The E-3 Visa & Buying a Home in LA (Australia-Only)
By Brian Cooper, REALTOR®Updated 7 min read
Direct AnswerThe E-3 visa is reserved for nationals of Australia in specialty occupations (generally a bachelor's degree or equivalent). It's issued in two-year increments and renewable with no statutory cap on the number of renewals, and the E-3 spouse can apply for US work authorization. There's an annual cap on new E-3 issuances (INA §214(g)(11)(B)) that has historically not been exhausted. For home-buying, the long, renewable horizon and a working spouse can support mortgage qualification, though lenders set their own visa and documentation rules. Brian is a REALTOR®, not an immigration attorney - confirm visa specifics with counsel.

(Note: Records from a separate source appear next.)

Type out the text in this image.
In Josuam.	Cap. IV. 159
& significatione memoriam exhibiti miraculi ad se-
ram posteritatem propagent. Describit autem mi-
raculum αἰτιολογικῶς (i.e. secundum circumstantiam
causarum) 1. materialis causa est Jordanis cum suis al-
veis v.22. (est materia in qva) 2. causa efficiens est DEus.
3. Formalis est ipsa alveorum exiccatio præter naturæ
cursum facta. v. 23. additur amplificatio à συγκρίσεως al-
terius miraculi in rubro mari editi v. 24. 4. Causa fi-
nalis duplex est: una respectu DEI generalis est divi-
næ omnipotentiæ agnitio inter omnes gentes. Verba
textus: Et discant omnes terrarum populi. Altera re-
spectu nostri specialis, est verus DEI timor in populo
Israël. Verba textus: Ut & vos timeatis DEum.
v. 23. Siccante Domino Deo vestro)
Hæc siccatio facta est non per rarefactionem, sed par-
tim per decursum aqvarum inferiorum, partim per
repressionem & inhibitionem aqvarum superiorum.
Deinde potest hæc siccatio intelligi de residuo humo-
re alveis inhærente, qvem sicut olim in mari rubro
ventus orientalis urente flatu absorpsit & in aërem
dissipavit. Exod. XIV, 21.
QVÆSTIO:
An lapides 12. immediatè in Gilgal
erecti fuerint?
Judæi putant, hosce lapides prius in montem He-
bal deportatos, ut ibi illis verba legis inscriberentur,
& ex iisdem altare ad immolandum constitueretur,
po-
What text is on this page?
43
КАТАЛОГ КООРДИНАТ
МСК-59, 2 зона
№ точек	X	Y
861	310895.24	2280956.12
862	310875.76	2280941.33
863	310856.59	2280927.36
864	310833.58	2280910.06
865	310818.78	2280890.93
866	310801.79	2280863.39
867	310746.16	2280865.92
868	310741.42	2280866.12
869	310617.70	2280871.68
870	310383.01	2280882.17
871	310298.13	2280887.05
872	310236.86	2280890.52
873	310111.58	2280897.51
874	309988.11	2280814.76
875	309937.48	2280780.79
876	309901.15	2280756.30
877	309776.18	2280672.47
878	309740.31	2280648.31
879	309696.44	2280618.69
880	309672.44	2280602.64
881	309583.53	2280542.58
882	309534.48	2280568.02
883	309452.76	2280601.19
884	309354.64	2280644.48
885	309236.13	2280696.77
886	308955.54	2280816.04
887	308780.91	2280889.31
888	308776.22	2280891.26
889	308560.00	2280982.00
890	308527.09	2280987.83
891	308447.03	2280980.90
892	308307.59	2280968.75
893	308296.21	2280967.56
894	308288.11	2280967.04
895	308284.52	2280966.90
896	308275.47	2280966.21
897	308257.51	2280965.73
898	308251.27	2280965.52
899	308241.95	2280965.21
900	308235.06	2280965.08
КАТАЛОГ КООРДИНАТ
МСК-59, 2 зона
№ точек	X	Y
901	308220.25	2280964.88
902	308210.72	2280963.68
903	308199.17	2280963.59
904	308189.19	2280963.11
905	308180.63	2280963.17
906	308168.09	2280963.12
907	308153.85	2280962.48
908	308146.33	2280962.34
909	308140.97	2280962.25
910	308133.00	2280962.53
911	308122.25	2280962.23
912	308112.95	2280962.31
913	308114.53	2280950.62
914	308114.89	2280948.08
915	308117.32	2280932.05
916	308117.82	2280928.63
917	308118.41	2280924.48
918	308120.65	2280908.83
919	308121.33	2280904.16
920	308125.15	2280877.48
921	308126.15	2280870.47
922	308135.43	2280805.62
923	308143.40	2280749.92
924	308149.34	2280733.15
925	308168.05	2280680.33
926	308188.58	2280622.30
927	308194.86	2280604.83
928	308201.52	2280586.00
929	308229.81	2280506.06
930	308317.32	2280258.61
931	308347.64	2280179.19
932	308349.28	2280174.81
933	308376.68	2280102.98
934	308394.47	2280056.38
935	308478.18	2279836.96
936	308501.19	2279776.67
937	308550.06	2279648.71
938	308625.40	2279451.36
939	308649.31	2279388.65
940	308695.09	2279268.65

No other nationality has the E-3 - it's Australia's alone, and its long renewable horizon makes it one of the friendliest visas for putting down roots and buying a home.
What the E-3 is
The E-3 applies only to nationals of Australia, for specialty occupations (a role requiring a body of specialized knowledge and generally a bachelor's degree or equivalent). Key features:
Granted in two-year increments, renewable with no statutory cap on the number of renewals.
The E-3 spouse can apply for US employment authorization (children cannot work).
An annual cap applies to new E-3 issuances (set by statute, INA §214(g)(11)(B)); it has historically not been exhausted.
Why it matters for buying
Mortgage lenders generally want to see a stable, ongoing right to work and reside. The E-3's indefinitely-renewable structure and the possibility of a second (spousal) income can strengthen a file - but every lender sets its own rules on visa types, remaining validity, and documentation, and many treat non-permanent-resident borrowers under specific overlay guidelines. Some Australian buyers begin by renting, then purchase once settled. Brian can connect you with lenders experienced in non-permanent-resident and foreign-national files (referrals disclosed under RESPA).
The E-3 is a nonimmigrant visa. How it interacts with your long-term plans, green-card intentions, and tax residency is an immigration-attorney and CPA question - not a real estate one.
Important - please read: Brian Cooper is a licensed California REALTOR® (DRE# 01434286), not an immigration attorney, CPA, tax adviser, or financial adviser. The visa, tax-treaty, FIRPTA, mortgage, and currency information here is general and educational - confirm your own situation with a qualified cross-border immigration attorney and CPA before acting. Any lender or service-provider referral is disclosed under RESPA. Equal Housing Opportunity - service-area awareness only, never steering by national origin or any protected class.